Le ragioni antiche dei ritardi del Sud

di Giuseppe Spedicato

É stato pubblicato da poco, dall’Editore BESA, con il contributo del Dipartimento di Storia, Società e Studi sull’Uomo dell’Università del Salento, un testo a cura di Franco Merico e Luca Carbone, dal titolo “Sociologia e sviluppo del Mezzogiorno”. I curatori hanno il merito di aver recuperato delle lezioni, tenute negli anni 2002-2003, dal compianto Prof. Gianni Giannotti, nel Corso di Laurea in Scienze sociali per la Cooperazione presso l’Università del Salento.

Le lezioni sono incentrate sui caratteri sociologici ed economici dell’arretratezza del Mezzogiorno, ed hanno, tra gli altri, il pregio di essere proposte in un’epoca dove non si discuteva ormai da tempo della “questione meridionale”, come se il Meridione non avesse più né rappresentanti presso il Parlamento, né una classe di intellettuali. Nonostante siano trascorsi tanti anni, le tesi di Giannotti restano ancora drammaticamente attuali, in particolare quando individua le cause del sottosviluppo del Meridione. Le attribuisce all’esistenza di una “fitta rete clientelare”, che blocca qualsiasi tentativo di sviluppo. Questa rete è frutto dell’antico latifondo feudale collegato alla criminalità. Tutto ciò ha partorito un potere autonomo da quello statale, un ceto di intermediari, che gestisce il potere reale in buona parte del Meridione. A dirigere il “gioco” è un ristretto gruppo di potenti locali, che controllano il territorio attraverso le Istituzioni pubbliche, rese funzionali ai loro interessi. Il vero affare è il controllo della spesa pubblica. È pertanto un potere parassitario, disposto a tutto pur di continuare ad arricchirsi e non ha alcun reale interesse a promuovere lo sviluppo del territorio. Le stesse politiche fatte passare per “politiche di sviluppo”, sono in realtà strumenti per deviare le risorse pubbliche verso interessi privati. Ciò avviene in un sistema di complicità e connivenze.

Il Meridione è quindi condannato ad essere una società sottosviluppata, dove regna la precarietà, un’economia di bassissima produttività, il ferreo controllo delle opportunità lavorative e quindi l’illegalità diffusa. Una società dominata da “gruppi predatori”, che riproducono una sorta di sistema feudale, dove vi è un welfare alternativo a beneficio dei potenti e degli amici dei potenti, dove il merito non può essere riconosciuto, dove vengono trascurate le reali attività produttive e premiate la rendita e l’occupazione improduttiva.

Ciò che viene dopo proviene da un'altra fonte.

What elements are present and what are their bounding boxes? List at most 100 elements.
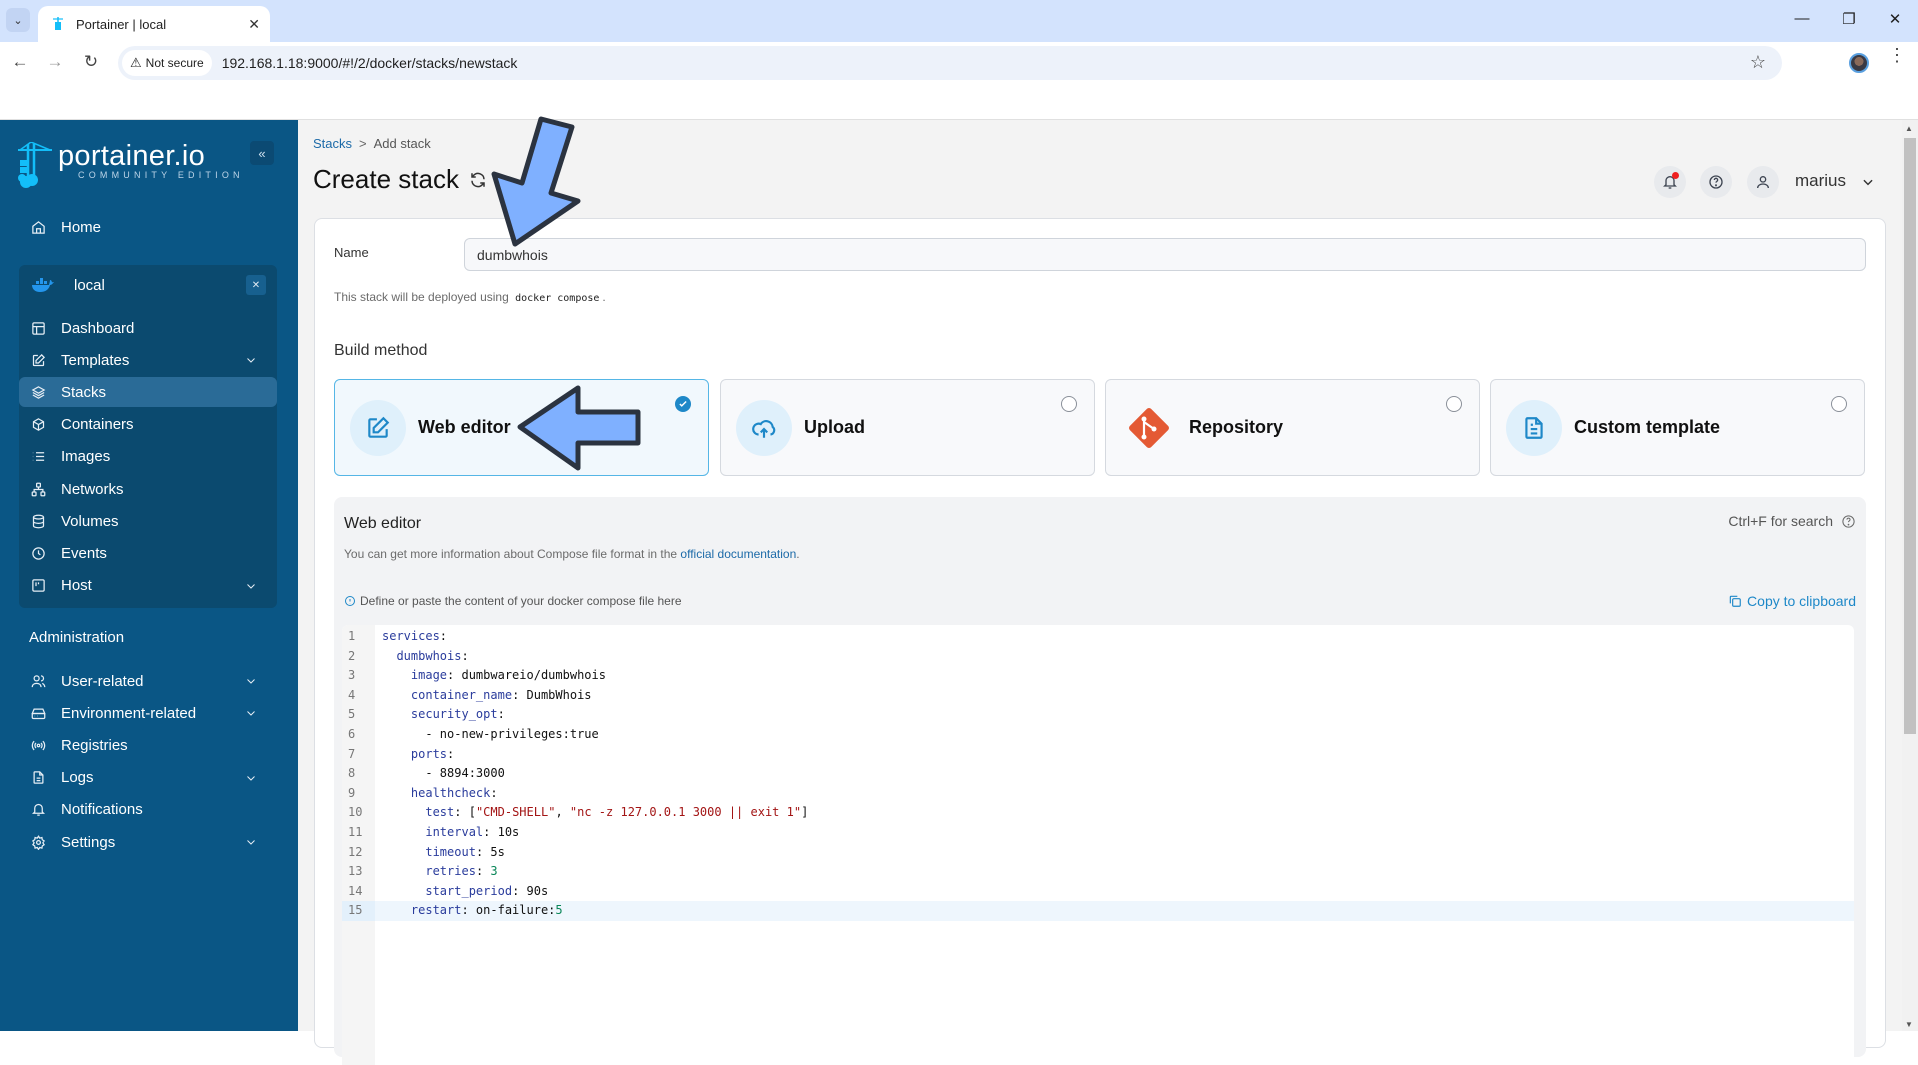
build-method-upload[interactable]: Upload: [720, 379, 1095, 476]
build-method-label: Repository: [1189, 417, 1284, 437]
browser-toolbar: ← → ↻ ⚠ Not secure 192.168.1.18:9000/#!/…: [0, 42, 1918, 84]
code-line[interactable]: 13 retries: 3: [342, 862, 1854, 882]
portainer-logo[interactable]: portainer.io COMMUNITY EDITION: [18, 140, 244, 188]
chevron-down-icon[interactable]: [245, 580, 259, 592]
radio-checked[interactable]: [675, 396, 691, 412]
minimize-icon[interactable]: —: [1787, 10, 1817, 27]
refresh-icon[interactable]: [469, 171, 487, 189]
collapse-sidebar-button[interactable]: «: [250, 141, 274, 165]
address-bar[interactable]: ⚠ Not secure 192.168.1.18:9000/#!/2/dock…: [118, 46, 1782, 80]
breadcrumb-separator: >: [359, 136, 367, 151]
sidebar-item-host[interactable]: Host: [19, 571, 277, 601]
edit-icon: [350, 399, 406, 456]
close-tab-icon[interactable]: ✕: [248, 16, 260, 33]
code-line[interactable]: 7 ports:: [342, 745, 1854, 765]
sidebar-item-networks[interactable]: Networks: [19, 474, 277, 504]
security-chip[interactable]: ⚠ Not secure: [122, 50, 212, 76]
code-line[interactable]: 12 timeout: 5s: [342, 843, 1854, 863]
page-scrollbar[interactable]: ▲ ▼: [1902, 120, 1918, 1031]
stack-name-input[interactable]: [464, 238, 1866, 271]
user-menu-button[interactable]: [1747, 166, 1779, 198]
restore-icon[interactable]: ❐: [1834, 10, 1864, 28]
sidebar-item-logs[interactable]: Logs: [19, 763, 277, 793]
chevron-down-icon[interactable]: [245, 836, 259, 848]
code-line[interactable]: 5 security_opt:: [342, 705, 1854, 725]
chevron-down-icon[interactable]: [245, 772, 259, 784]
sidebar-item-volumes[interactable]: Volumes: [19, 506, 277, 536]
url-text[interactable]: 192.168.1.18:9000/#!/2/docker/stacks/new…: [222, 55, 518, 71]
copy-icon: [1729, 595, 1741, 607]
code-line[interactable]: 1 services:: [342, 627, 1854, 647]
code-line[interactable]: 2 dumbwhois:: [342, 647, 1854, 667]
host-icon: [30, 578, 46, 594]
sidebar-item-events[interactable]: Events: [19, 538, 277, 568]
sidebar-item-registries[interactable]: Registries: [19, 730, 277, 760]
sidebar-item-dashboard[interactable]: Dashboard: [19, 313, 277, 343]
sidebar-item-environment-related[interactable]: Environment-related: [19, 698, 277, 728]
help-icon[interactable]: [1841, 514, 1856, 529]
code-line[interactable]: 3 image: dumbwareio/dumbwhois: [342, 666, 1854, 686]
chevron-down-icon[interactable]: [245, 675, 259, 687]
code-line[interactable]: 10 test: ["CMD-SHELL", "nc -z 127.0.0.1 …: [342, 803, 1854, 823]
sidebar-item-label: Home: [61, 218, 102, 236]
code-editor[interactable]: 1 services: 2 dumbwhois: 3 image: dumbwarei…: [342, 625, 1854, 1065]
sidebar-item-home[interactable]: Home: [19, 212, 277, 242]
database-icon: [30, 513, 46, 529]
build-method-custom-template[interactable]: Custom template: [1490, 379, 1865, 476]
profile-avatar[interactable]: [1849, 53, 1869, 73]
code-line[interactable]: 14 start_period: 90s: [342, 882, 1854, 902]
browser-tab[interactable]: Portainer | local ✕: [38, 6, 270, 42]
chevron-down-icon[interactable]: [245, 354, 259, 366]
build-method-web-editor[interactable]: Web editor: [334, 379, 709, 476]
code-text: dumbwhois:: [396, 648, 469, 663]
radio-unchecked[interactable]: [1061, 396, 1077, 412]
scroll-down-icon[interactable]: ▼: [1905, 1020, 1913, 1029]
code-line[interactable]: 15 restart: on-failure:5: [342, 901, 1854, 921]
sidebar-item-stacks[interactable]: Stacks: [19, 377, 277, 408]
forward-icon[interactable]: →: [43, 52, 67, 72]
close-window-icon[interactable]: ✕: [1880, 10, 1910, 28]
copy-to-clipboard-button[interactable]: Copy to clipboard: [1728, 593, 1856, 609]
environment-header[interactable]: local ✕: [19, 267, 277, 303]
code-text: image: dumbwareio/dumbwhois: [410, 668, 606, 683]
notifications-button[interactable]: [1654, 166, 1686, 198]
code-line[interactable]: 6 - no-new-privileges:true: [342, 725, 1854, 745]
sidebar-item-templates[interactable]: Templates: [19, 345, 277, 375]
scroll-thumb[interactable]: [1904, 138, 1916, 734]
code-line[interactable]: 11 interval: 10s: [342, 823, 1854, 843]
breadcrumb: Stacks > Add stack: [313, 136, 431, 151]
code-line[interactable]: 8 - 8894:3000: [342, 764, 1854, 784]
help-button[interactable]: [1700, 166, 1732, 198]
reload-icon[interactable]: ↻: [79, 52, 103, 72]
bell-icon: [30, 802, 46, 818]
back-icon[interactable]: ←: [8, 52, 32, 72]
search-hint: Ctrl+F for search: [1728, 513, 1856, 529]
sidebar-item-label: Settings: [61, 833, 116, 851]
sidebar-item-notifications[interactable]: Notifications: [19, 795, 277, 825]
bookmark-star-icon[interactable]: ☆: [1750, 52, 1766, 73]
build-method-repository[interactable]: Repository: [1105, 379, 1480, 476]
username[interactable]: marius: [1795, 171, 1846, 191]
chevron-down-icon[interactable]: [245, 707, 259, 719]
tab-list-button[interactable]: ⌄: [6, 8, 30, 32]
radio-unchecked[interactable]: [1446, 396, 1462, 412]
code-line[interactable]: 4 container_name: DumbWhois: [342, 686, 1854, 706]
sidebar-item-user-related[interactable]: User-related: [19, 666, 277, 696]
box-icon: [30, 417, 46, 433]
sidebar-item-label: Containers: [61, 416, 134, 434]
radio-unchecked[interactable]: [1831, 396, 1847, 412]
layers-icon: [30, 384, 46, 400]
close-environment-button[interactable]: ✕: [246, 275, 266, 295]
line-number: 1: [348, 629, 356, 643]
official-documentation-link[interactable]: official documentation: [680, 547, 796, 561]
sidebar-item-images[interactable]: Images: [19, 442, 277, 472]
sidebar-item-containers[interactable]: Containers: [19, 410, 277, 440]
chevron-down-icon[interactable]: [1861, 175, 1875, 189]
browser-menu-icon[interactable]: ⋮: [1888, 46, 1906, 64]
sidebar-item-settings[interactable]: Settings: [19, 827, 277, 857]
scroll-up-icon[interactable]: ▲: [1905, 124, 1913, 133]
breadcrumb-stacks-link[interactable]: Stacks: [313, 136, 352, 151]
compose-info-text: You can get more information about Compo…: [344, 547, 678, 561]
code-line[interactable]: 9 healthcheck:: [342, 784, 1854, 804]
code-text: container_name: DumbWhois: [410, 687, 592, 702]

Giannotti intravede una via d’uscita attraverso la promozione di un’imprenditoria sana, ma anche attraverso un cambiamento radicale – nei risultati ma non nei modi e nei tempi -, a partire dalla cultura e dal costume. Tale cambiamento, però, incontra un ostacolo di non poco conto. L’intera Italia è ormai dominata da “gruppi predatori” e con la fine della via socialista i valori della tradizione umanista sembrano ormai tramontati.

Noi non possiamo che constatare che nel recente passato l’esistenza di forme specifiche di socialità e solidarietà hanno, tra le altre cose, facilitato non poco l’inserimento sociale dei tanti meridionali che si sono trasferiti nel nord Italia. Gli attuali immigrati trovano un’Italia molto differente. Per tale ragione spesso il parlare di “società multiculturale”, sembra solo l’occasione per esercizi di mera retorica, utile ad occultare i veri termini della questione. L’esprimere nobili intenzioni, sia che si tratti di sviluppo del territorio, che di accoglienza di immigrati, prescindendo dalla valutazione reale dei problemi e delle forze in campo, come invece ha fatto Giannotti, significa solo posticipare la risoluzione dei problemi. Dobbiamo prendere atto di avere non solo una debole cultura dei diritti e dei doveri, ma anche di avere una “coscienza” non adeguata a risolvere i nuovi problemi.